Volkswagens from every era showed up.
If you ever get a chance to visit South Africa, one of your stops has to be the Franschhoek Motor Museum in the Western Cape province. Surrounded by picturesque mountains and greenery, the drive there is worth it on its own. Once you arrive, you pay the equivalent of about $6 entry for adults and get the opportunity to view at least 80 classic cars at any one time, all arranged in the museum in chronological order. This kind of love for cars made it the perfect venue for Volkswagen South Africa to celebrate the 70 anniversary of the first Beetle being produced in the country, and the turnout from VW enthusiasts was almost as impressive as the showpieces displayed inside.
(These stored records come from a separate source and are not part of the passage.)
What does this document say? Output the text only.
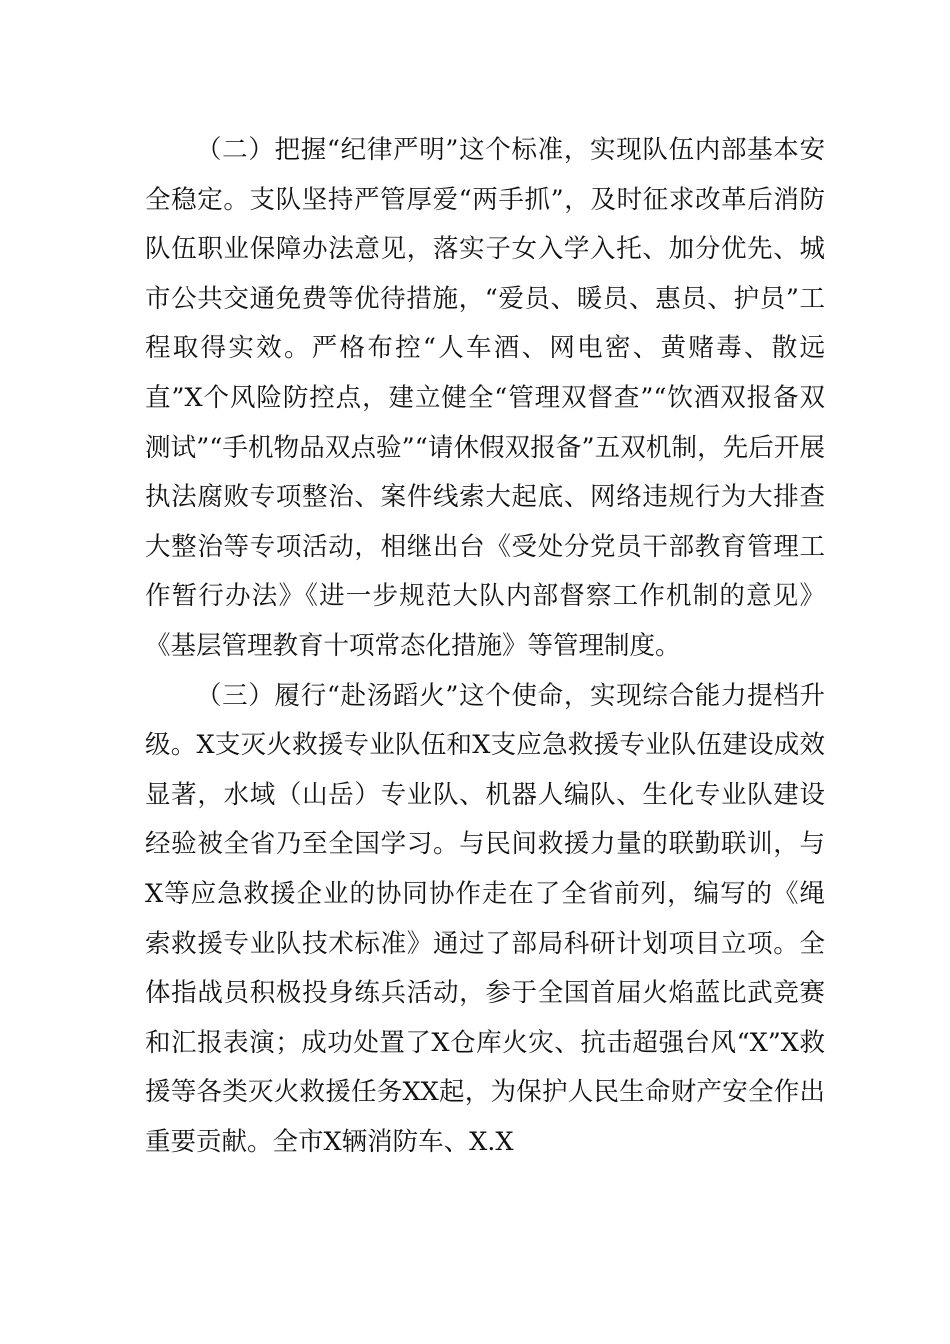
（二）把握“纪律严明”这个标准，实现队伍内部基本安全稳定。支队坚持严管厚爱“两手抓”，及时征求改革后消防队伍职业保障办法意见，落实子女入学入托、加分优先、城市公共交通免费等优待措施，“爱员、暖员、惠员、护员”工程取得实效。严格布控“人车酒、网电密、黄赌毒、散远直”X个风险防控点，建立健全“管理双督查”“饮酒双报备双测试”“手机物品双点验”“请休假双报备”五双机制，先后开展执法腐败专项整治、案件线索大起底、网络违规行为大排查大整治等专项活动，相继出台《受处分党员干部教育管理工作暂行办法》《进一步规范大队内部督察工作机制的意见》《基层管理教育十项常态化措施》等管理制度。

（三）履行“赴汤蹈火”这个使命，实现综合能力提档升级。X支灭火救援专业队伍和X支应急救援专业队伍建设成效显著，水域（山岳）专业队、机器人编队、生化专业队建设经验被全省乃至全国学习。与民间救援力量的联勤联训，与X等应急救援企业的协同协作走在了全省前列，编写的《绳索救援专业队技术标准》通过了部局科研计划项目立项。全体指战员积极投身练兵活动，参于全国首届火焰蓝比武竞赛和汇报表演；成功处置了X仓库火灾、抗击超强台风“X”X救援等各类灭火救援任务XX起，为保护人民生命财产安全作出重要贡献。全市X辆消防车、X.X
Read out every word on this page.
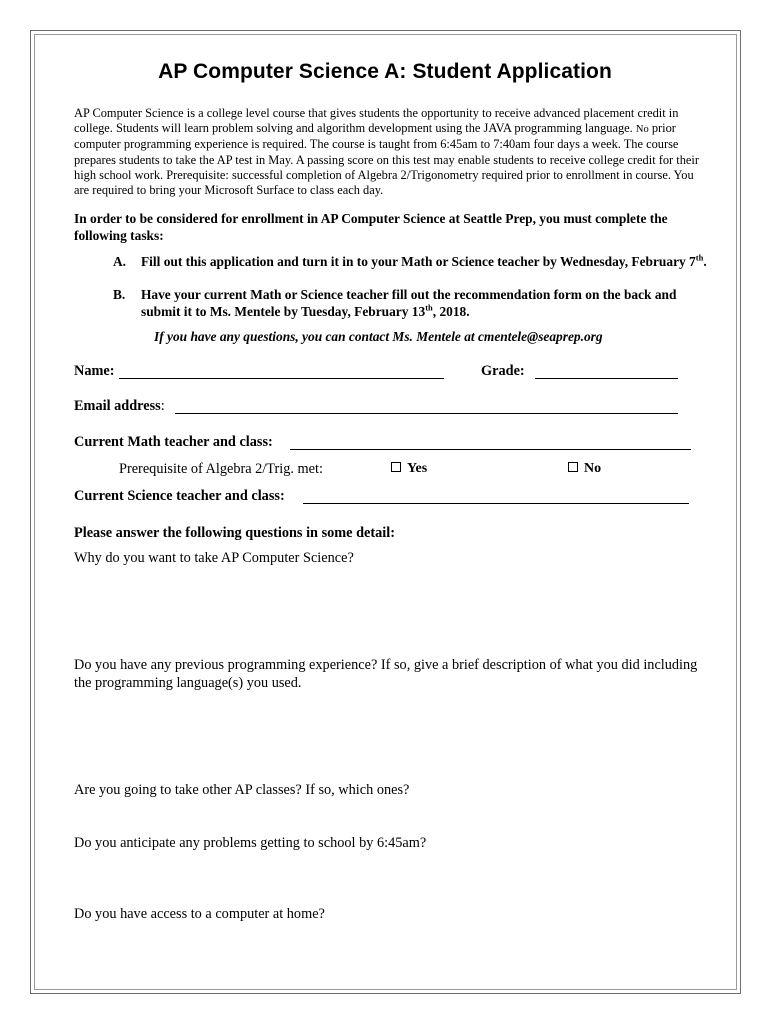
AP Computer Science A: Student Application
AP Computer Science is a college level course that gives students the opportunity to receive advanced placement credit in college. Students will learn problem solving and algorithm development using the JAVA programming language. No prior computer programming experience is required. The course is taught from 6:45am to 7:40am four days a week. The course prepares students to take the AP test in May. A passing score on this test may enable students to receive college credit for their high school work. Prerequisite: successful completion of Algebra 2/Trigonometry required prior to enrollment in course. You are required to bring your Microsoft Surface to class each day.
In order to be considered for enrollment in AP Computer Science at Seattle Prep, you must complete the following tasks:
A. Fill out this application and turn it in to your Math or Science teacher by Wednesday, February 7th.
B. Have your current Math or Science teacher fill out the recommendation form on the back and submit it to Ms. Mentele by Tuesday, February 13th, 2018.
If you have any questions, you can contact Ms. Mentele at cmentele@seaprep.org
Name:	Grade:
Email address:
Current Math teacher and class:
Prerequisite of Algebra 2/Trig. met:	Yes	No
Current Science teacher and class:
Please answer the following questions in some detail:
Why do you want to take AP Computer Science?
Do you have any previous programming experience? If so, give a brief description of what you did including the programming language(s) you used.
Are you going to take other AP classes? If so, which ones?
Do you anticipate any problems getting to school by 6:45am?
Do you have access to a computer at home?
Naturally, there were a number of Beetle examples in attendance, including the highly sought-after split-window. However, the air-cooled fun continued with some stunning busses including an old fire truck and an all-original camper van. A few beautiful Karman Ghias were on show too, and even The Thing was present. Seeing these cars being used and enjoyed by their owners is a wonderful sight, and the diversity was stunning. You'd see Concours-level Beetles alongside those left to rust, and there was one that entered the Nuts & Bolts rally too, something not too dissimilar from the 24 Hours of Lemons here in the States.
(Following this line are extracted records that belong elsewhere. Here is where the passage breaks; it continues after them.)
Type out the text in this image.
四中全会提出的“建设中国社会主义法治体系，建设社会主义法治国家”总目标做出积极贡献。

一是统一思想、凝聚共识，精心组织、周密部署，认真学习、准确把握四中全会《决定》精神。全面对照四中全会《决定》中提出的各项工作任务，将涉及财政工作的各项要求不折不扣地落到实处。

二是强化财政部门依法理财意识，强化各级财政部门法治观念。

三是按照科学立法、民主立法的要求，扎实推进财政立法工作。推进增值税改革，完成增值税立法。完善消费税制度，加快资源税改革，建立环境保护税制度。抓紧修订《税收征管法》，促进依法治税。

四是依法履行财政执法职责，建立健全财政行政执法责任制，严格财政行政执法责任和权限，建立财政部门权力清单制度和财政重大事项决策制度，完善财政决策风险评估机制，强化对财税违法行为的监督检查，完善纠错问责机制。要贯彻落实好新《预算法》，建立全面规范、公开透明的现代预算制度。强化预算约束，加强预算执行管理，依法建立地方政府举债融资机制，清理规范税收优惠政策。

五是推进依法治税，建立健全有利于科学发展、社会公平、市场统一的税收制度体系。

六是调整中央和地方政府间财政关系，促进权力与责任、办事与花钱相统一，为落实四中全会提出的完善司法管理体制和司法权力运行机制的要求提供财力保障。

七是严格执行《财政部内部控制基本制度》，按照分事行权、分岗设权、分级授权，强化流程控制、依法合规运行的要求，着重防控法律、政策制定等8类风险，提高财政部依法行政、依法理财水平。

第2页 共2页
As the Golf GTI is one of the most popular cars in the country (Volkswagen SA sells more GTIs than all other Golf variants combined), we got to see everything from a rare-for-South-Africa three-door Mk6 GTI to the limited-edition Clubsport. The Jetta was also in attendance in various guises, including a Mk7 model lowered on air suspension.
As Volkswagen moves closer towards full electrification and autonomous driving, it's little gatherings and events like this that show that no matter what era your car is from or how much power it makes, a Volkswagen truly is the people's car. Now if you'll excuse us, we need to get back to scouring eBay for a clean Beetle.